PIFP does not have a clear aetiology that can be easily targeted for treatment, and it has been suggested that neurosurgery and other invasive treatments are not effective for this condition. In clinical practice, evidence regarding the safety and effectiveness of treatment options for PIFP, as well as guidelines for their use, is required.

A multidisciplinary approach should be based on experiences with comparable chronic headache disorders, including involvement of headache and facial pain specialists. Treatment should include medications, relaxation training, psychological interventions and physiotherapy. At any cost, invasive treatment should be avoided.


PIFP is often a relatively featureless headache that may mimic other facial pain syndromes. Inclusion criteria rather than a ‘diagnosis of exclusion’ should be considered. Often, PIFP seems to be initiated by minor trauma, suggesting a shared pathophysiology and a clinical spectrum with painful traumatic neuropathies.

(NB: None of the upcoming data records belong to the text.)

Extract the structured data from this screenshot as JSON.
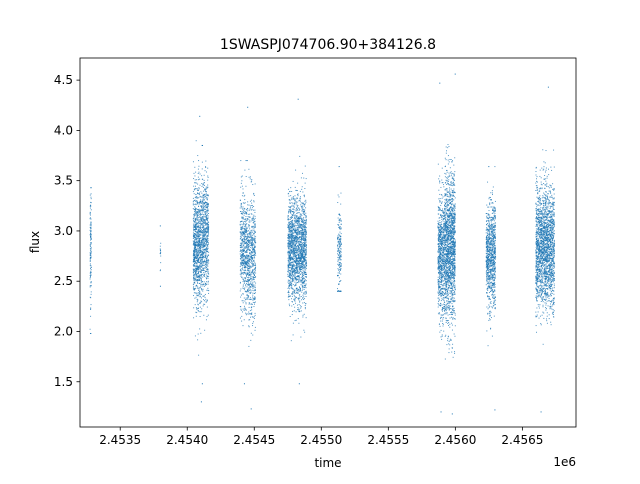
{
  "chart_data": {
    "type": "scatter",
    "title": "1SWASPJ074706.90+384126.8",
    "xlabel": "time",
    "ylabel": "flux",
    "x_offset_label": "1e6",
    "xlim": [
      2453200,
      2456900
    ],
    "ylim": [
      1.05,
      4.72
    ],
    "grid": false,
    "legend": "none",
    "marker_color": "#1f77b4",
    "x_ticks": [
      {
        "value": 2453500,
        "label": "2.4535"
      },
      {
        "value": 2454000,
        "label": "2.4540"
      },
      {
        "value": 2454500,
        "label": "2.4545"
      },
      {
        "value": 2455000,
        "label": "2.4550"
      },
      {
        "value": 2455500,
        "label": "2.4555"
      },
      {
        "value": 2456000,
        "label": "2.4560"
      },
      {
        "value": 2456500,
        "label": "2.4565"
      }
    ],
    "y_ticks": [
      {
        "value": 1.5,
        "label": "1.5"
      },
      {
        "value": 2.0,
        "label": "2.0"
      },
      {
        "value": 2.5,
        "label": "2.5"
      },
      {
        "value": 3.0,
        "label": "3.0"
      },
      {
        "value": 3.5,
        "label": "3.5"
      },
      {
        "value": 4.0,
        "label": "4.0"
      },
      {
        "value": 4.5,
        "label": "4.5"
      }
    ],
    "observing_segments": [
      {
        "t_start": 2453275,
        "t_end": 2453285,
        "flux_median": 2.85,
        "flux_spread": 0.3,
        "flux_min": 1.98,
        "flux_max": 3.43,
        "n_points": 120
      },
      {
        "t_start": 2453798,
        "t_end": 2453802,
        "flux_median": 2.75,
        "flux_spread": 0.12,
        "flux_min": 2.45,
        "flux_max": 3.05,
        "n_points": 14
      },
      {
        "t_start": 2454045,
        "t_end": 2454108,
        "flux_median": 2.85,
        "flux_spread": 0.3,
        "flux_min": 1.3,
        "flux_max": 4.14,
        "n_points": 900
      },
      {
        "t_start": 2454108,
        "t_end": 2454160,
        "flux_median": 2.95,
        "flux_spread": 0.3,
        "flux_min": 1.48,
        "flux_max": 3.85,
        "n_points": 600
      },
      {
        "t_start": 2454395,
        "t_end": 2454450,
        "flux_median": 2.8,
        "flux_spread": 0.28,
        "flux_min": 1.48,
        "flux_max": 3.7,
        "n_points": 500
      },
      {
        "t_start": 2454450,
        "t_end": 2454510,
        "flux_median": 2.75,
        "flux_spread": 0.3,
        "flux_min": 1.23,
        "flux_max": 4.23,
        "n_points": 550
      },
      {
        "t_start": 2454750,
        "t_end": 2454890,
        "flux_median": 2.8,
        "flux_spread": 0.26,
        "flux_min": 1.48,
        "flux_max": 4.31,
        "n_points": 1800
      },
      {
        "t_start": 2455120,
        "t_end": 2455150,
        "flux_median": 2.8,
        "flux_spread": 0.22,
        "flux_min": 2.4,
        "flux_max": 3.64,
        "n_points": 180
      },
      {
        "t_start": 2455870,
        "t_end": 2455920,
        "flux_median": 2.75,
        "flux_spread": 0.3,
        "flux_min": 1.2,
        "flux_max": 4.47,
        "n_points": 700
      },
      {
        "t_start": 2455920,
        "t_end": 2456000,
        "flux_median": 2.85,
        "flux_spread": 0.36,
        "flux_min": 1.18,
        "flux_max": 4.56,
        "n_points": 1500
      },
      {
        "t_start": 2456230,
        "t_end": 2456300,
        "flux_median": 2.75,
        "flux_spread": 0.26,
        "flux_min": 1.22,
        "flux_max": 3.64,
        "n_points": 900
      },
      {
        "t_start": 2456600,
        "t_end": 2456740,
        "flux_median": 2.85,
        "flux_spread": 0.3,
        "flux_min": 1.2,
        "flux_max": 4.43,
        "n_points": 2000
      }
    ]
  }
}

Careful interdisciplinary collaboration is needed to establish the diagnosis and management of PIFP. In the current climate, with the lack of resources to treat facial pain and the focus on a mix of skills, oral and maxillofacial (OMF) surgeons and pain specialists are likely to have an increasing role in the treatment of these patients. Evidence-based guidelines are needed to be identified to manage PIFP.